The Knicks had plans of starting Robinson the rest of the season to gauge his future value to the franchise. Had Drummond been offered the starting job then, he’d probably be a Knick.

Rose could have blown Drummond out of the water with an offer if they wanted. After Thursday’s trades, the Knicks have $13.5 million in cap space, and since they are under the cap, any offer is not pro-rated.

The only deduction would be a set-off to Cleveland. For instance, if the Knicks offered Drummond $8 million, the net money to Drummond after a complicated set-off formula would be $4.7 million, according to ESPN’s cap guru Bobby Marks.

By contrast, Drummond’s $2 million minimum deal with the Lakers – because they are over the cap – will only net him in actual dollars, $794,000.

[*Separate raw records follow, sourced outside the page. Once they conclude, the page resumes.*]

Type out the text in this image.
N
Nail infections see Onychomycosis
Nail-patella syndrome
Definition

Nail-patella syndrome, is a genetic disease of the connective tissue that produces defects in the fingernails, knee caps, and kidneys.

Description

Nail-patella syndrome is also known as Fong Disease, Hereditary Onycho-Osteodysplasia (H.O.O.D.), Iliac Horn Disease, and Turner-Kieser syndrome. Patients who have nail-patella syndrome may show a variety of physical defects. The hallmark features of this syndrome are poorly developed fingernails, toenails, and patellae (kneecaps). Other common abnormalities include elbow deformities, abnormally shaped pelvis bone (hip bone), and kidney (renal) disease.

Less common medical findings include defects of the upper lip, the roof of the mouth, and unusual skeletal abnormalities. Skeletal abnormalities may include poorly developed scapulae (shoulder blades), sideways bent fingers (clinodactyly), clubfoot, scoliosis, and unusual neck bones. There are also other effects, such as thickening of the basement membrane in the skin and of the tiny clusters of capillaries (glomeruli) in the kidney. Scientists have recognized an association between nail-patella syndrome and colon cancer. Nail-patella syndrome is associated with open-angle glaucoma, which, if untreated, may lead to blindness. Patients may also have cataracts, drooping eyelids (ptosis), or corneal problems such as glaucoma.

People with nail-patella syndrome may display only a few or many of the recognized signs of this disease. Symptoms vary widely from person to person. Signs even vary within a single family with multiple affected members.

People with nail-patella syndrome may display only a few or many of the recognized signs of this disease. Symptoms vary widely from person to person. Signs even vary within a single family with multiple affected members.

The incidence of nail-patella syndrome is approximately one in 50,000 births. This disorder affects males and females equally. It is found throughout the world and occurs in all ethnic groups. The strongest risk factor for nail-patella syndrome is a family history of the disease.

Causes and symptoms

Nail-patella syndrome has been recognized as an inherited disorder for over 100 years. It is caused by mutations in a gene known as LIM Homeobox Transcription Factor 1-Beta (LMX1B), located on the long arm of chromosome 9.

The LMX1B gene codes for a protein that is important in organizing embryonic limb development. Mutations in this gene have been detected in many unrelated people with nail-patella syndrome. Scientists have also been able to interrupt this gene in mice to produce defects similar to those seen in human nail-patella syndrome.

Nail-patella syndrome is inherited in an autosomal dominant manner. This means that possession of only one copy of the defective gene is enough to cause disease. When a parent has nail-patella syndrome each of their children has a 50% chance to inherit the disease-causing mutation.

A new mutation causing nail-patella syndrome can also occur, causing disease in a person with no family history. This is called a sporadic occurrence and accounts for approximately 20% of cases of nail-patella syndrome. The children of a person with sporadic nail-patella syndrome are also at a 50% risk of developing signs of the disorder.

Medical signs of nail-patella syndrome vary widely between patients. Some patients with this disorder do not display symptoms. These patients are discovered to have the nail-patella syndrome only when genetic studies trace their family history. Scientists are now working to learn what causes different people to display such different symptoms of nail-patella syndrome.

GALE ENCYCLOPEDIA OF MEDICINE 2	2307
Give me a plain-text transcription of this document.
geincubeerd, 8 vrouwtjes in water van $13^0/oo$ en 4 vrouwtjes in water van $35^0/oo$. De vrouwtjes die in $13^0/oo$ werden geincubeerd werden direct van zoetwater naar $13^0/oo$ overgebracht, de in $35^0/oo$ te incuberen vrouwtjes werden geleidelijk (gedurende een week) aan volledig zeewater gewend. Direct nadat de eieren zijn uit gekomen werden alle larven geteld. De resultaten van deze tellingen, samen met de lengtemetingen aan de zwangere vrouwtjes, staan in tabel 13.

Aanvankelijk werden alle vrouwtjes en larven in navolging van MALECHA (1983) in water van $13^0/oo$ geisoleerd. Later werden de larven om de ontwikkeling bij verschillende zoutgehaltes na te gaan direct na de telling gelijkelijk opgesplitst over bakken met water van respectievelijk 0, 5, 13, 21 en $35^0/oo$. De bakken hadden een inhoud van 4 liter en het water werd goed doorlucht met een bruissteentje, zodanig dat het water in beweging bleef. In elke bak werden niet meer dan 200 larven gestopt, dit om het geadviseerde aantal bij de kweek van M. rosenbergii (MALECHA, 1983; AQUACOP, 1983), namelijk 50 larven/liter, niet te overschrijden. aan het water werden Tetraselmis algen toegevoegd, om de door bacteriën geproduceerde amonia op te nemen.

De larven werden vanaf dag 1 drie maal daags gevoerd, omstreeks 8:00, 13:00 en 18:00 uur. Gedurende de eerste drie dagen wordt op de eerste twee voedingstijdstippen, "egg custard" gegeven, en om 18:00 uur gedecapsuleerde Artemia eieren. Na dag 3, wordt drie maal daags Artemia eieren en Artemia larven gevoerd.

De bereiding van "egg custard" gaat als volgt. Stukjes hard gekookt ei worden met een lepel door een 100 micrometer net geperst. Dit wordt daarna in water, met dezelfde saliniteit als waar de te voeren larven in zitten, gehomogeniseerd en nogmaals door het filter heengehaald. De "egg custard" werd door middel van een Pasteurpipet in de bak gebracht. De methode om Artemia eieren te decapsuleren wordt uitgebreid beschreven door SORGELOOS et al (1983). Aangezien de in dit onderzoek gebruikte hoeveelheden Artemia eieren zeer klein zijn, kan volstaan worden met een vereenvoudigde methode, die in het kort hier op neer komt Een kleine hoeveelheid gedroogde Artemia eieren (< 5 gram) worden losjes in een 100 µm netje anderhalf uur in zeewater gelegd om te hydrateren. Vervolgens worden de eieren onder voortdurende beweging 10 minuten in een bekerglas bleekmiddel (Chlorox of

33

The Knicks have two roster openings and with Robinson assuredly done for the regular season, they will add another center – possibly on a 10-day contract. The Knicks had hoped to sign Thibodeau’s former big man Gorgui Dieng, but sources said he preferred playing for the San Antonio program with Gregg Popovich as a safe haven for veterans.

The Knicks have expressed interest in young shot-blocker Norvel Pelle. John Henson, Dwayne Dedmon, Thon Maker, Jordan Bell and DeMarcus Cousins are currently free agents.

Shot-blocker Hassan Whiteside could still be bought out by Sacramento and seems to fit Thibodeau’s rim-protecting mold. The Knicks have at the least discussed Cousins despite his baggage.

Thibodeau prefers for this group a defensive center alongside All-Star power forward Julius Randle, and wasn’t sure Drummond was the right fit after he and brass viewed film over the last few weeks. The Knicks ultimately will have plenty of cap room on Draft Night to potentially facilitate a deal.

Lakers president Rob Pelinka, in a statement, said of Drummond: “Andre Drummond gives us powerful, anchor-point skills on both ends of the court. We feel extremely fortunate to add a player of his caliber and magnitude to our core group at this stage of our journey to defend the NBA title.”